Ha habido sorpresa en el grupo C, aunque no toda la que se esperaba. Al final, las dos selecciones favoritas han sido las que han sellado su pase para la ronda de octavos de final, aunque en circunstancias muy distintas. La cabeza de serie Inglaterra acabó metiéndose haciendo lo que tenía que hacer, ganar a Eslovenia aunque fuese por la mínima. Incluso esto le daba el primer puesto y la posibilidad más que real de evitar a Alemania en el cruce, pero para eso sí que dependían de lo que ocurriese en el otro partido. En lo que respecta a los ingleses, Defoe abrió la lata a la media hora y eso les bastó para sumar los tres necesarios puntos. Aunque Eslovenia, que ha sido primera de grupo al final de las otras dos jornadas, plantó cara y pudo empatar, el destino ha sido cruel con el modesto combinado verde.
Y es que en el otro lado estaban Estados Unidos y Argelia. Aunque los africanos tenían pocas opciones, una victoria por más de un gol les daba posibilidades. Eso sí, el partido fue norteamericano de cabo a rabo. Los yankees iban a ser primeros de grupo siempre y cuando pinchara Eslovenia, cosa que sucedió.
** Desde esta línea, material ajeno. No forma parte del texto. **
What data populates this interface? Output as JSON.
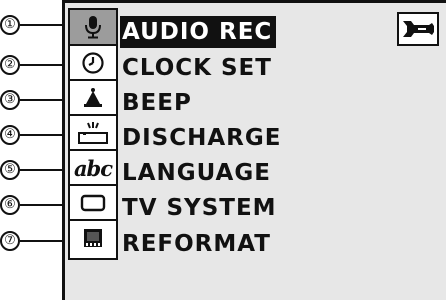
{
  "callouts": [
    "①",
    "②",
    "③",
    "④",
    "⑤",
    "⑥",
    "⑦"
  ],
  "menu": {
    "items": [
      {
        "label": "AUDIO REC",
        "icon": "microphone-icon",
        "selected": true
      },
      {
        "label": "CLOCK SET",
        "icon": "clock-icon",
        "selected": false
      },
      {
        "label": "BEEP",
        "icon": "bell-icon",
        "selected": false
      },
      {
        "label": "DISCHARGE",
        "icon": "battery-discharge-icon",
        "selected": false
      },
      {
        "label": "LANGUAGE",
        "icon": "language-icon",
        "selected": false,
        "icon_text": "abc"
      },
      {
        "label": "TV SYSTEM",
        "icon": "tv-screen-icon",
        "selected": false
      },
      {
        "label": "REFORMAT",
        "icon": "memory-card-icon",
        "selected": false
      }
    ]
  },
  "setup_icon": "wrench-icon",
  "colors": {
    "lcd_background": "#e7e7e7",
    "highlight": "#111111",
    "selected_icon_background": "#9c9c9c"
  }
}
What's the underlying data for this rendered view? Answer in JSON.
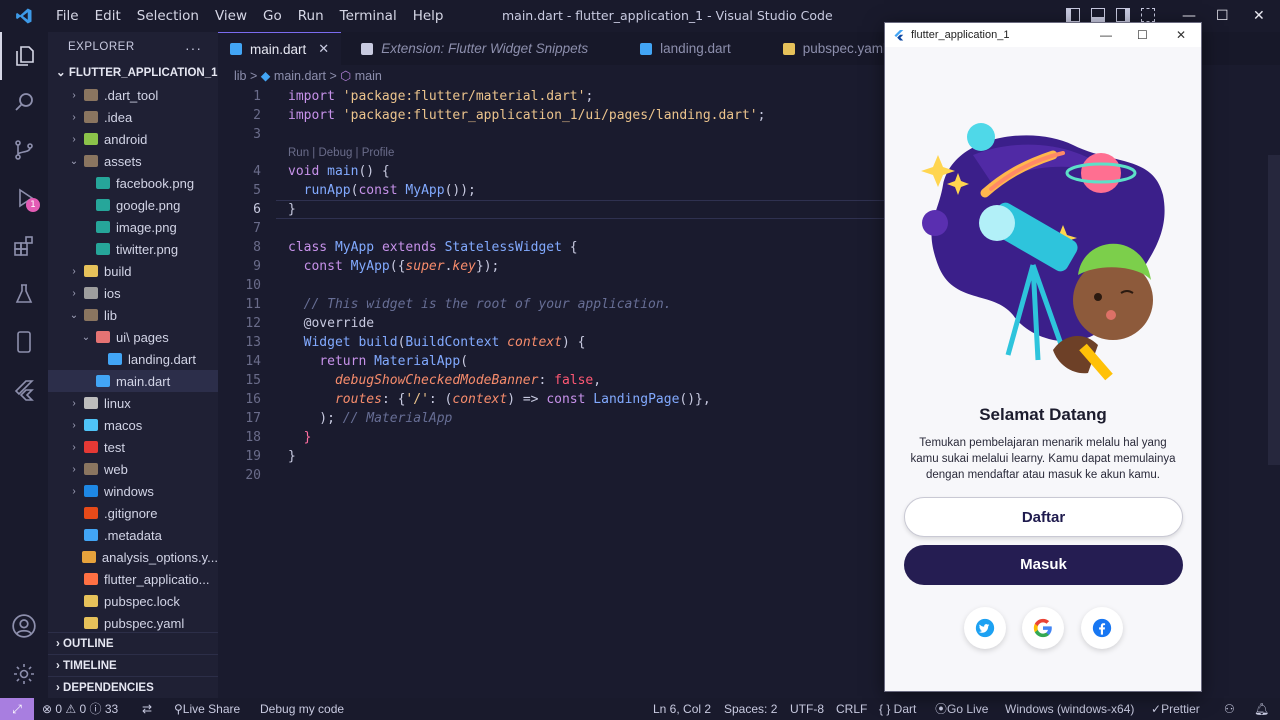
{
  "window": {
    "title": "main.dart - flutter_application_1 - Visual Studio Code",
    "menu": [
      "File",
      "Edit",
      "Selection",
      "View",
      "Go",
      "Run",
      "Terminal",
      "Help"
    ],
    "controls": {
      "minimize": "—",
      "maximize": "☐",
      "close": "✕"
    }
  },
  "activity_bar": {
    "items": [
      "explorer-icon",
      "search-icon",
      "source-control-icon",
      "run-debug-icon",
      "extensions-icon",
      "testing-icon",
      "device-icon",
      "flutter-icon"
    ],
    "debug_badge": "1",
    "bottom": [
      "account-icon",
      "settings-gear-icon"
    ]
  },
  "sidebar": {
    "header": "EXPLORER",
    "more": "···",
    "project": "FLUTTER_APPLICATION_1",
    "tree": [
      {
        "label": ".dart_tool",
        "indent": 1,
        "chev": "›",
        "color": "#8a7560"
      },
      {
        "label": ".idea",
        "indent": 1,
        "chev": "›",
        "color": "#8a7560"
      },
      {
        "label": "android",
        "indent": 1,
        "chev": "›",
        "color": "#8bc34a"
      },
      {
        "label": "assets",
        "indent": 1,
        "chev": "⌄",
        "color": "#8a7560"
      },
      {
        "label": "facebook.png",
        "indent": 2,
        "chev": "",
        "color": "#26a69a"
      },
      {
        "label": "google.png",
        "indent": 2,
        "chev": "",
        "color": "#26a69a"
      },
      {
        "label": "image.png",
        "indent": 2,
        "chev": "",
        "color": "#26a69a"
      },
      {
        "label": "tiwitter.png",
        "indent": 2,
        "chev": "",
        "color": "#26a69a"
      },
      {
        "label": "build",
        "indent": 1,
        "chev": "›",
        "color": "#e6c15a"
      },
      {
        "label": "ios",
        "indent": 1,
        "chev": "›",
        "color": "#9e9e9e"
      },
      {
        "label": "lib",
        "indent": 1,
        "chev": "⌄",
        "color": "#8a7560"
      },
      {
        "label": "ui\\ pages",
        "indent": 2,
        "chev": "⌄",
        "color": "#e57373"
      },
      {
        "label": "landing.dart",
        "indent": 3,
        "chev": "",
        "color": "#42a5f5"
      },
      {
        "label": "main.dart",
        "indent": 2,
        "chev": "",
        "color": "#42a5f5",
        "selected": true
      },
      {
        "label": "linux",
        "indent": 1,
        "chev": "›",
        "color": "#bdbdbd"
      },
      {
        "label": "macos",
        "indent": 1,
        "chev": "›",
        "color": "#4fc3f7"
      },
      {
        "label": "test",
        "indent": 1,
        "chev": "›",
        "color": "#e53935"
      },
      {
        "label": "web",
        "indent": 1,
        "chev": "›",
        "color": "#8a7560"
      },
      {
        "label": "windows",
        "indent": 1,
        "chev": "›",
        "color": "#1e88e5"
      },
      {
        "label": ".gitignore",
        "indent": 1,
        "chev": "",
        "color": "#e64a19"
      },
      {
        "label": ".metadata",
        "indent": 1,
        "chev": "",
        "color": "#42a5f5"
      },
      {
        "label": "analysis_options.y...",
        "indent": 1,
        "chev": "",
        "color": "#e6a23c"
      },
      {
        "label": "flutter_applicatio...",
        "indent": 1,
        "chev": "",
        "color": "#ff7043"
      },
      {
        "label": "pubspec.lock",
        "indent": 1,
        "chev": "",
        "color": "#e6c15a"
      },
      {
        "label": "pubspec.yaml",
        "indent": 1,
        "chev": "",
        "color": "#e6c15a"
      }
    ],
    "sections": [
      "OUTLINE",
      "TIMELINE",
      "DEPENDENCIES"
    ]
  },
  "tabs": [
    {
      "label": "main.dart",
      "active": true,
      "close": "✕",
      "color": "#42a5f5"
    },
    {
      "label": "Extension: Flutter Widget Snippets",
      "italic": true,
      "color": "#c8cae0"
    },
    {
      "label": "landing.dart",
      "color": "#42a5f5"
    },
    {
      "label": "pubspec.yaml",
      "color": "#e6c15a"
    }
  ],
  "breadcrumb": {
    "folder": "lib",
    "file": "main.dart",
    "symbol": "main",
    "sep": ">"
  },
  "code": {
    "codelens": "Run | Debug | Profile",
    "current_line": 6
  },
  "status": {
    "remote": "⤢",
    "problems": "⊗ 0 ⚠ 0 ⓘ 33",
    "live_share": "Live Share",
    "debug": "Debug my code",
    "position": "Ln 6, Col 2",
    "spaces": "Spaces: 2",
    "encoding": "UTF-8",
    "eol": "CRLF",
    "language": "{ } Dart",
    "go_live": "Go Live",
    "device": "Windows (windows-x64)",
    "prettier": "Prettier"
  },
  "app_window": {
    "title": "flutter_application_1",
    "heading": "Selamat Datang",
    "description": "Temukan pembelajaran menarik melalu hal yang kamu sukai melalui learny. Kamu dapat memulainya dengan mendaftar atau masuk ke akun kamu.",
    "register_label": "Daftar",
    "login_label": "Masuk",
    "social": [
      "twitter-icon",
      "google-icon",
      "facebook-icon"
    ],
    "colors": {
      "primary": "#251d52",
      "twitter": "#1da1f2",
      "facebook": "#1877f2"
    }
  }
}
Por lo tanto, el gol de Donovan en el descuento desató la locura de la selección, pues en el país apenas si se habrán percatado del éxito de los suyos.
Por tanto, tenemos espectáculo asegurado en octavos con el más que probable enfrentamiento entre Inglaterra y Alemania, mientras que Estados Unidos sabrá en unas horas si tiene que medirse a Ghana, Serbia o en menor probabilidad a Australia.